For this, we need a measure that improves when the classification is correct (predicted class label matches the true one) and confident (higher probability of belonging to the predicted label). Similarly, the measure should become worse when the classification is confidently wrong. 

# Loss Functions: Linear Regression vs Logistic Regression

- Linear regression cares about minimizing distance between actual and predicted values.
- Logistic regression cares about maximizing the likelihood of correct classification (probability).


| Aspect                  | Linear Regression                                | Logistic Regression                               |
|--------------------------|-------------------------------------------------|--------------------------------------------------|
| **Prediction type**      | Continuous value (ŷ can be any real number)     | Probability between 0 and 1                      |
| **Typical output**       | ŷ = b0 + b1x1 + b2x2 + ... + bnxn               | p = 1 / (1 + exp(-(b0 + b1x1 + ... + bnxn)))     |
| **Error measurement**    | Difference between actual and predicted values   | Likelihood of predicting correct class           |
| **Loss function**        | Mean Squared Error (MSE):                        | Log Loss (Cross-Entropy):                        |
|                          | L = (1/N) Σ (y - ŷ)²                           | L = -(1/N) Σ [ y*log(p) + (1-y)*log(1-p) ]       |
| **Why this loss?**       | Squared error works well for continuous targets  | Squared error fails for classification → instead use log-likelihood |
| **Intuition**            | Penalizes larger errors more heavily             | Penalizes confident wrong predictions heavily     |
| **Optimization**         | Minimize squared differences                     | Maximize likelihood (or equivalently minimize log loss) |


## Loss Function

**What logistic regression predicts**
- Logistic regression doesn’t predict “yes” or “no” directly.
- Instead, it predicts a probability between 0 and 1 (e.g., “there’s a 0.85 chance this student passes”).

**What is Likelihood**

For one data point: 
- If the true label is 1, the model’s probability for class 1 should be high (close to 1).
    - Example: if y=1 and model says p=0.85 → good!
- If the true label is 0, the model’s probability for class 1 should be low (close to 0).
    - Example: if y=0 and model says p=0.15 → good!
- We need a metric that is high when the actual value matches predicted value (y_act = y_prep) and low when it does not
- The expression p^y * (1 - p)^(1 - y) does exactly the same
- 👉 Likelihood answers: “How probable is it that my model gave all these predictions correctly?”

**Why Log-Likelihood**
- Multiplying many small numbers → product becomes extremely tiny.
- Logs turn multiplication into addition.
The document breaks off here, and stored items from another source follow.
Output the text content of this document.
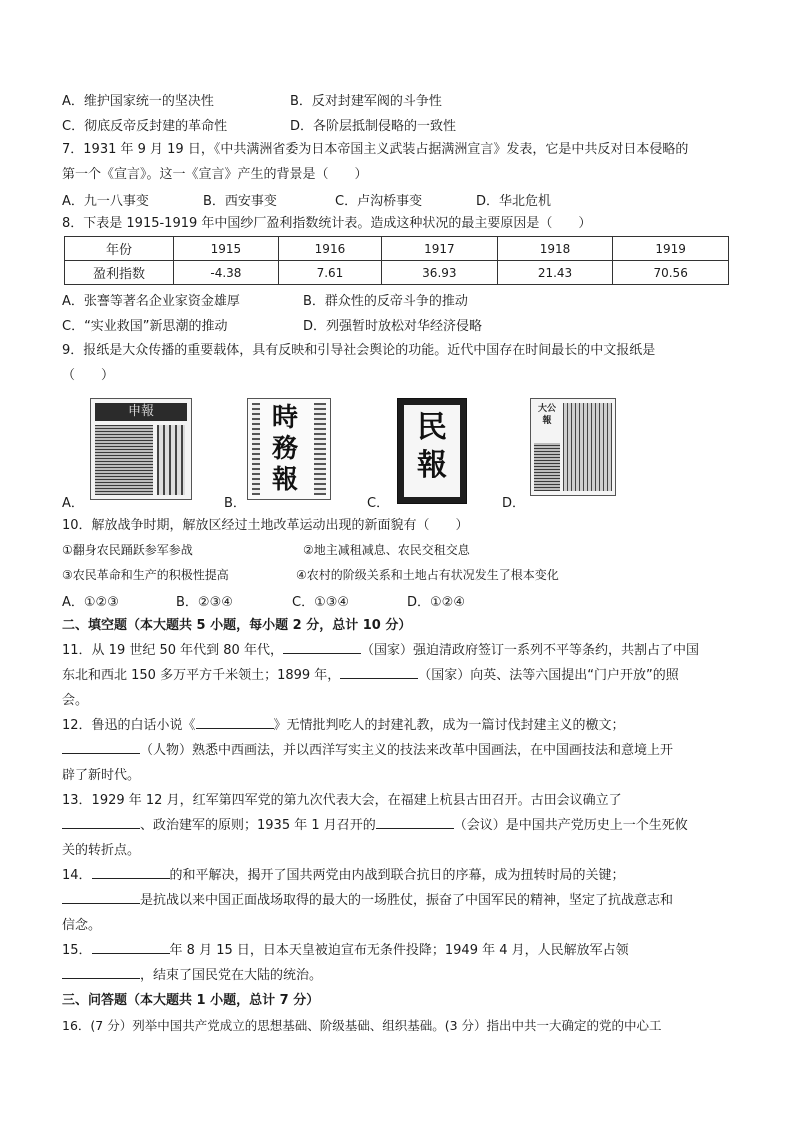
A．维护国家统一的坚决性	B．反对封建军阀的斗争性
C．彻底反帝反封建的革命性	D．各阶层抵制侵略的一致性
7．1931 年 9 月 19 日，《中共满洲省委为日本帝国主义武装占据满洲宣言》发表，它是中共反对日本侵略的
第一个《宣言》。这一《宣言》产生的背景是（　　）
A．九一八事变	B．西安事变	C．卢沟桥事变	D．华北危机
8．下表是 1915-1919 年中国纱厂盈利指数统计表。造成这种状况的最主要原因是（　　）
年份	1915	1916	1917	1918	1919
盈利指数	-4.38	7.61	36.93	21.43	70.56
A．张謇等著名企业家资金雄厚	B．群众性的反帝斗争的推动
C．“实业救国”新思潮的推动	D．列强暂时放松对华经济侵略
9．报纸是大众传播的重要载体，具有反映和引导社会舆论的功能。近代中国存在时间最长的中文报纸是
（　　）
申報	時務報
民報
大公報
A．	B．	C．	D．
10．解放战争时期，解放区经过土地改革运动出现的新面貌有（　　）
①翻身农民踊跃参军参战	②地主减租减息、农民交租交息
③农民革命和生产的积极性提高	④农村的阶级关系和土地占有状况发生了根本变化
A．①②③	B．②③④	C．①③④	D．①②④
二、填空题（本大题共 5 小题，每小题 2 分，总计 10 分）
11．从 19 世纪 50 年代到 80 年代，	（国家）强迫清政府签订一系列不平等条约，共割占了中国
东北和西北 150 多万平方千米领土；1899 年，	（国家）向英、法等六国提出“门户开放”的照
会。
12．鲁迅的白话小说《	》无情批判吃人的封建礼教，成为一篇讨伐封建主义的檄文；
（人物）熟悉中西画法，并以西洋写实主义的技法来改革中国画法，在中国画技法和意境上开
辟了新时代。
13．1929 年 12 月，红军第四军党的第九次代表大会，在福建上杭县古田召开。古田会议确立了
、政治建军的原则；1935 年 1 月召开的	（会议）是中国共产党历史上一个生死攸
关的转折点。
14．	的和平解决，揭开了国共两党由内战到联合抗日的序幕，成为扭转时局的关键；
是抗战以来中国正面战场取得的最大的一场胜仗，振奋了中国军民的精神，坚定了抗战意志和
信念。
15．	年 8 月 15 日，日本天皇被迫宣布无条件投降；1949 年 4 月，人民解放军占领
，结束了国民党在大陆的统治。
三、问答题（本大题共 1 小题，总计 7 分）
16．(7 分）列举中国共产党成立的思想基础、阶级基础、组织基础。(3 分）指出中共一大确定的党的中心工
Much easier to work with.
- 👉 Higher log-likelihood = better model.
- 👉 Logistic regression training = maximize log-likelihood.

**Why Log Loss**
- For ML, we need to make a Loss Function, so that we can optimize the model to minimize the loss. 
- Machine learning libraries don’t usually report the raw log-likelihood.
- Instead, they take the negative (so we minimize instead of maximize) and divide by N (to normalize per sample).
- Lower log-loss = better model.
- This is just the “average penalty” the model gets per data point.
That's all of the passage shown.